Pierwsze dwa dni chodziłem po rodzinach po drugiej stronie rzeki. Katechista był moim przewodnikiem po nieznanych drogach. Pokazywał gdzie mamy iść, które rodziny odwiedzić (ponieważ jest wiele rodzin protestanckich) oraz dbał o to, aby kanu było gotowe do przeprawy na czas. Niektóre miejsca trzeba było przejść przez wodę i błoto. Jak wam opisywałem wcześniej, ludzie mają wielki respekt do misjonarzy. I tym razem tego doświadczyłem. Za każdym razem, kiedy wychodziłem z błota podbiegał katechista, i obmywał mi nogi. Dla mnie to okropne uczucie i starałem się bronić jak mogłem. Jednak on natarczywie polewał moje nogi wodą do puki nie zniknęło całe błoto z moich stóp. Dodatkowo, gdy kanu było oddalone od brzegu o kilkadziesiąt metrów, nie pozwolono mi wysiąść. Wszyscy wysiedli i pchali kanu ze mną w środku, abym znalazł się jak najbliżej brzegu. Dopiero wtedy mogłem wysiąść. Czasami mnie to złościło, ale więcej radości przynosiło im, kiedy ich słuchałem. Więc się poddałem.

Miałem przygotowaną krótką modlitwę i kropidło w ręce. Ponieważ na terenie jednego podwórka znajduje się kilka chat tej samej rodziny musieliśmy często czekać, aż cała rodzina powychodzi z chat, albo, co najmniej ci, którzy chcą wyjść i się pomodlić. Prosta, krótka modlitwa błogosławieństwa rodziny i domostwa wprowadza zawsze wdzięczność, że święta rozpoczną się nie tylko przygotowaniem zewnętrznym, ale także i duchowym.
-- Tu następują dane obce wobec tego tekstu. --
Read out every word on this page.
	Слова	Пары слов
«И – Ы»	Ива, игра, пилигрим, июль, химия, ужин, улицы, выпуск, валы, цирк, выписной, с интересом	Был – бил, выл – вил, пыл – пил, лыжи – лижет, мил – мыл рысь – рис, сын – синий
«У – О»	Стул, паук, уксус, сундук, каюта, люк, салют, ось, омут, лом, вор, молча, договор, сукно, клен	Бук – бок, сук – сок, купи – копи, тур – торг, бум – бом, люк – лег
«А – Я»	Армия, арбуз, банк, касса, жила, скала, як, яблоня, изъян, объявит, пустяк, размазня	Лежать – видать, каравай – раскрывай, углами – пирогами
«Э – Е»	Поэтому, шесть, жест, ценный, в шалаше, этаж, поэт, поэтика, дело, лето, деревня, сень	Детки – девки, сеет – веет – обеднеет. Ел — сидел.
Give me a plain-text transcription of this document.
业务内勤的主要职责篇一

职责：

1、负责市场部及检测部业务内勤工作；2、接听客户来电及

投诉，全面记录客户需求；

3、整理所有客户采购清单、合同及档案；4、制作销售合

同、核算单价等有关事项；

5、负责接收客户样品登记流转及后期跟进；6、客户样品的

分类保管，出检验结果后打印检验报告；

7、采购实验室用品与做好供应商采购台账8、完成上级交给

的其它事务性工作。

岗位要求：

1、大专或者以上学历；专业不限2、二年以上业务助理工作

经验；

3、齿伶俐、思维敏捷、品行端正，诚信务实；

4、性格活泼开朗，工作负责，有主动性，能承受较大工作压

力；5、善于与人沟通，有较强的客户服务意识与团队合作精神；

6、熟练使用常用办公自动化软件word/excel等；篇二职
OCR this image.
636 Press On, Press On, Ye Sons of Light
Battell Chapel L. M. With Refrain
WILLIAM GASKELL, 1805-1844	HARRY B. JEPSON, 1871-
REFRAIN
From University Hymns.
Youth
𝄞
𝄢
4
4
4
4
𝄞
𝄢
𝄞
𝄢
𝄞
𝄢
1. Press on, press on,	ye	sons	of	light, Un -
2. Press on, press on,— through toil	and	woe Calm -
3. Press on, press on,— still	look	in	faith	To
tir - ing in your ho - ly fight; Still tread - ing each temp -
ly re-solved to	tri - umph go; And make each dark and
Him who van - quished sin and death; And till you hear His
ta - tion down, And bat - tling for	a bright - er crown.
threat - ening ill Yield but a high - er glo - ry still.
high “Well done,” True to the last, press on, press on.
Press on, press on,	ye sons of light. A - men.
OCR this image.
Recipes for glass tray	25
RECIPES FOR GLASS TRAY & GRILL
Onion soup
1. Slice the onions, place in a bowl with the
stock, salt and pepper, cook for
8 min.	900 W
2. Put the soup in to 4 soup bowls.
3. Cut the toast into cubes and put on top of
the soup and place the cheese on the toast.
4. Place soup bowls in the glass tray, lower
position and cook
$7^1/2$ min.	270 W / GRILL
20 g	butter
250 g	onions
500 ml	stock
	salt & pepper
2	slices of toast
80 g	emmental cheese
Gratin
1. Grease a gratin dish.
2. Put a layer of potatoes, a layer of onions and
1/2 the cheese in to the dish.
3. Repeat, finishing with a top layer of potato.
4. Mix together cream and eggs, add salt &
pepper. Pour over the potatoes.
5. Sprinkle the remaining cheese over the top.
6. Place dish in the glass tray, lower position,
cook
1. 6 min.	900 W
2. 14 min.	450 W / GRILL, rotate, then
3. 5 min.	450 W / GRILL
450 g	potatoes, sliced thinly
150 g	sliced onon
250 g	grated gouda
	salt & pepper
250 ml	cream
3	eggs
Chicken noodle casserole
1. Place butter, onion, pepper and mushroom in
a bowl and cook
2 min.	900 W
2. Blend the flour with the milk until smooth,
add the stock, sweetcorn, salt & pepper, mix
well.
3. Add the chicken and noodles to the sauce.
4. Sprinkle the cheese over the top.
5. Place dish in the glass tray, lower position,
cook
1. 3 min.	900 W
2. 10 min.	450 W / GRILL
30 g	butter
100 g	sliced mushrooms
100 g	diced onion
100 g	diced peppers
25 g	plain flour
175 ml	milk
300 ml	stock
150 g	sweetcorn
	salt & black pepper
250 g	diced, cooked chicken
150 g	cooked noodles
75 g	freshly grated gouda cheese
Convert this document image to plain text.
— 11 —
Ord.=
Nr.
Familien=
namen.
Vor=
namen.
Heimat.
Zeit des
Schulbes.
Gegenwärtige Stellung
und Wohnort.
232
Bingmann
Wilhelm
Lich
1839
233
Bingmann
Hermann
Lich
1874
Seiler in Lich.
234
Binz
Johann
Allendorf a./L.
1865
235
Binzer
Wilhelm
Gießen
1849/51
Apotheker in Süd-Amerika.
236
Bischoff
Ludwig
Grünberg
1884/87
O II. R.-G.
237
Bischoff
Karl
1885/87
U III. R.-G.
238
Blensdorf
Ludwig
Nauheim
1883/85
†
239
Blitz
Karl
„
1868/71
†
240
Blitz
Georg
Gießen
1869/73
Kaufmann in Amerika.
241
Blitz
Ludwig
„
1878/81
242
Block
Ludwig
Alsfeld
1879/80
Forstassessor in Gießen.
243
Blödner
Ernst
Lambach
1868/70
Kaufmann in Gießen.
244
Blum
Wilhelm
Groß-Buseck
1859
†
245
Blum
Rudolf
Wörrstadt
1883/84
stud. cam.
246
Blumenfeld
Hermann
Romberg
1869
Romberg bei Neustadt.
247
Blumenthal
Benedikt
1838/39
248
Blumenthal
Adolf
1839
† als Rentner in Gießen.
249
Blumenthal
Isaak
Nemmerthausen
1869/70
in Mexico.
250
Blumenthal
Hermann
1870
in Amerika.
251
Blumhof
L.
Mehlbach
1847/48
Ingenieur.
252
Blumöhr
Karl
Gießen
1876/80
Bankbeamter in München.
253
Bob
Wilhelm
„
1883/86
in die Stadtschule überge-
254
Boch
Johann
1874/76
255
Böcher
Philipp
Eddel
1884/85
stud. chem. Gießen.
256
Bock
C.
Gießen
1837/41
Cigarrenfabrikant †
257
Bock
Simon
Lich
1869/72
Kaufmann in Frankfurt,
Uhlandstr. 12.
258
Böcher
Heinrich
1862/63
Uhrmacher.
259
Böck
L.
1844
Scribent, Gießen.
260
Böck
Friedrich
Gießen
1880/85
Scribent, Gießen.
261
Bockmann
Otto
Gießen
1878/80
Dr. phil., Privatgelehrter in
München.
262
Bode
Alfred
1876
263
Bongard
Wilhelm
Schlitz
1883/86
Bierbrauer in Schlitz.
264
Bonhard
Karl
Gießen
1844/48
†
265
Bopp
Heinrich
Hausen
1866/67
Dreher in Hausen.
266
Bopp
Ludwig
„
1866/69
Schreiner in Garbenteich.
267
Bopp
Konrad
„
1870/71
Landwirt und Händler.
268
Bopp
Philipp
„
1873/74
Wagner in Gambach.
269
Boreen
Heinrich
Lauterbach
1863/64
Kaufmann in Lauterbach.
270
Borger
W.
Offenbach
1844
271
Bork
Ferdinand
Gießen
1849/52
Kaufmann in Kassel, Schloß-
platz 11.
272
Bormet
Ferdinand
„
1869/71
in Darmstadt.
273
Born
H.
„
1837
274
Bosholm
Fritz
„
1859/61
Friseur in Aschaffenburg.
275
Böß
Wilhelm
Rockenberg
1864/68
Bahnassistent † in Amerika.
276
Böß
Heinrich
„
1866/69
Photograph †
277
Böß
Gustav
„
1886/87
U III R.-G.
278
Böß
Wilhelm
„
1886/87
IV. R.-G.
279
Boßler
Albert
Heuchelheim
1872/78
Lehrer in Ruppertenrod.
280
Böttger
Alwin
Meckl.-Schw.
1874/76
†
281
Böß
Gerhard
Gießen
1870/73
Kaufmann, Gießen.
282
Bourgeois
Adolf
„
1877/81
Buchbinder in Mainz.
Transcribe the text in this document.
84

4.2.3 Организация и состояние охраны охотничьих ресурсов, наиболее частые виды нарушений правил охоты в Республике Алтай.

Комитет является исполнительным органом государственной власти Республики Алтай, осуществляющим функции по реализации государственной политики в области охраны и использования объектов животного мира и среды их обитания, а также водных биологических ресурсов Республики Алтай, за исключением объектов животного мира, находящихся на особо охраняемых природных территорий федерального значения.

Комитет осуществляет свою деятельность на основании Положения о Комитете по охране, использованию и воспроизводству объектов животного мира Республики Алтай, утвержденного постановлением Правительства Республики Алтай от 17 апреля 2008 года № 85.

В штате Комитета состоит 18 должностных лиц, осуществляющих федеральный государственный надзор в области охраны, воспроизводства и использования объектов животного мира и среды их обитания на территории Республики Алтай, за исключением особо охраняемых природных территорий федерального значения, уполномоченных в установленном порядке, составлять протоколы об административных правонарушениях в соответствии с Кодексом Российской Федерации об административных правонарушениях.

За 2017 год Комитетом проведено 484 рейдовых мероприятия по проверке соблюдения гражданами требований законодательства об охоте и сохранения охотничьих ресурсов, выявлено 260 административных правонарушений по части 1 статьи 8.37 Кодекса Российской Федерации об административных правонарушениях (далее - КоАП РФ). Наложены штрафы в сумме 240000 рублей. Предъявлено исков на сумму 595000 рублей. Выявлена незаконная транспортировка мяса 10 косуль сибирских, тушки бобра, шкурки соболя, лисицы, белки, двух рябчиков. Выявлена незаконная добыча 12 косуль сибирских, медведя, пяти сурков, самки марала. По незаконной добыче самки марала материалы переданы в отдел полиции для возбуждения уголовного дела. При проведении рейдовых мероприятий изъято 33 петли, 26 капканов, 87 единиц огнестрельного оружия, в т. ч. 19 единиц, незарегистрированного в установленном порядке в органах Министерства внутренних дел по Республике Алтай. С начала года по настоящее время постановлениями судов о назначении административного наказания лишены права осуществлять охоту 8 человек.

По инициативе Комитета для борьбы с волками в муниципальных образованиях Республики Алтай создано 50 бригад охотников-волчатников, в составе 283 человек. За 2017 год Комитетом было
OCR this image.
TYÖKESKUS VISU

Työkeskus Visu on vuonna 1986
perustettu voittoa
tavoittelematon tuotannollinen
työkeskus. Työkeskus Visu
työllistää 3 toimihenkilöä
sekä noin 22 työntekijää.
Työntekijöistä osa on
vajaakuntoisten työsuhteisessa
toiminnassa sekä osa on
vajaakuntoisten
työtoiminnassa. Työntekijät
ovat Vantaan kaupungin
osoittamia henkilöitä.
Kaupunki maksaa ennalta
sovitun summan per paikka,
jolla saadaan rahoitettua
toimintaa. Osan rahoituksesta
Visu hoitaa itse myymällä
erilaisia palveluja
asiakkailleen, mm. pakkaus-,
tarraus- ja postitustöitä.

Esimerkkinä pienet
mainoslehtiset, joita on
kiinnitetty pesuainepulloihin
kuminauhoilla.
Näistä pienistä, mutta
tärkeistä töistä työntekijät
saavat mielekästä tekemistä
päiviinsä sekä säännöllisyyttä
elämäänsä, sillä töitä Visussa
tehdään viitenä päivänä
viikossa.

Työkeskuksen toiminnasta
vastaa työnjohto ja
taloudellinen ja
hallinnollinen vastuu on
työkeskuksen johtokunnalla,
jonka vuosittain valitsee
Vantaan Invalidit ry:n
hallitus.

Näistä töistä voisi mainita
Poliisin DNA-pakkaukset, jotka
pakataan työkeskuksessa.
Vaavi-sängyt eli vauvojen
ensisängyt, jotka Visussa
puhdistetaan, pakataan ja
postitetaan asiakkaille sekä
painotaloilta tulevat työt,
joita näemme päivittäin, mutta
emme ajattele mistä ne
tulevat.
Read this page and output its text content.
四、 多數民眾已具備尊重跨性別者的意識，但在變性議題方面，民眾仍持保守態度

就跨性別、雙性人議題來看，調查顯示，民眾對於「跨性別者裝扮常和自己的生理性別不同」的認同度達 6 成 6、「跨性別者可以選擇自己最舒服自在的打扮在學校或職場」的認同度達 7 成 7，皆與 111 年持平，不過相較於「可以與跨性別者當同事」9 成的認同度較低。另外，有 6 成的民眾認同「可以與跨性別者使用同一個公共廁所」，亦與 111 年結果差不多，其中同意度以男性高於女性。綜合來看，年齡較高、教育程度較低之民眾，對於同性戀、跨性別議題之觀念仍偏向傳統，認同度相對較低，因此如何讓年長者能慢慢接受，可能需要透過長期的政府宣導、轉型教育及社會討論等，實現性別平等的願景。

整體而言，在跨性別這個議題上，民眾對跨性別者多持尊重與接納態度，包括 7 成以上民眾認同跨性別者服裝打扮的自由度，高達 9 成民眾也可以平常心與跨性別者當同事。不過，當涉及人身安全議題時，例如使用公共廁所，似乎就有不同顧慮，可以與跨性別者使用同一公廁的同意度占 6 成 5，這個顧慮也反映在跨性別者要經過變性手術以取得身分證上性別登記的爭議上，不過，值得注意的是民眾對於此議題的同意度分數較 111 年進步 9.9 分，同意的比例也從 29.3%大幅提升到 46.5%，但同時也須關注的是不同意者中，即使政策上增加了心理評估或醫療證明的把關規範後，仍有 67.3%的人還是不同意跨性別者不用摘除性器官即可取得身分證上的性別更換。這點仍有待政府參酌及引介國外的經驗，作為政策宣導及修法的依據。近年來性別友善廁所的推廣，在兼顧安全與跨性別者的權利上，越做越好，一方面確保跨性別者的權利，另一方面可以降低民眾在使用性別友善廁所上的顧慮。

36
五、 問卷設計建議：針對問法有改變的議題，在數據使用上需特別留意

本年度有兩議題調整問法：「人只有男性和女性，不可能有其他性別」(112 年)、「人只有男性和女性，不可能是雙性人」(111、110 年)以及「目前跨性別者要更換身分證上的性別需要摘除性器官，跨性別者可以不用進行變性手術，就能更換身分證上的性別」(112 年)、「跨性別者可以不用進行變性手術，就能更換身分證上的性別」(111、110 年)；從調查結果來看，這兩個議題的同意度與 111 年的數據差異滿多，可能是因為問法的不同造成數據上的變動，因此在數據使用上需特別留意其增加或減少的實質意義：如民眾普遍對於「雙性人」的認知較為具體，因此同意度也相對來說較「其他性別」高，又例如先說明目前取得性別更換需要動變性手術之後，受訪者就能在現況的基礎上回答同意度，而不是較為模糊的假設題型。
Jest to także czas, kiedy to kobiety przynoszą błoto z rzeki i odnawiają ściany i podłogi wcierając mokrą maź i czekając aż wyschnie. Na niektórych domach już widnieje napis; szczęśliwego nowego roku 2017. Po modlitwie nałożenie rąk na dzieci, błogosławieństwo i specjalna modlitwa nad chorymi i idziemy dalej. Podczas odwiedzin zastanawiało nas, dlaczego w domu są tylko kobiety i dzieci, gdzie się podziali mężczyźni? Rzadko można było ich spotkać. Widać, że nie są oni przywiązani do domu, a i poligamia gdzie każdy ma po trzy żony i więcej sprawia, że po prostu ich nie ma w domu. Za to pełno ich na targu i ulicach – rozmawiają, grają i dobrze się bawią. Jednak po moim doświadczeniu w Amakuriat, gdzie na Mszy uczestniczą tylko kobiety i dzieci w Old Fangak większość zapełnionego kościoła to właśnie mężczyźni.

Dwa dni mi zajęło, aby odwiedzić domostwa po drugiej stronie rzeki, kolejne dwa na Old Fangak, była modlitwa w więzieniu, a w ostatni dzień udaliśmy się do szpitala prowadzonego przez MSF i dr. Jill z Alaski.

Ponieważ katechista John ma ogród przy rzece to po błogosławieństwie mogliśmy podelektować się arbuzem a potem dobrą rybą i kizdrą czyli plackiem zrobionym z sorgo.

Na pewno te święta będą szczególne nie tylko dla tych ludzi, ale także dla mnie. Byłem wdzięczny Bogu za każdy dzień, dom, rodzinę i osobę, którą w tych dniach spotkałem.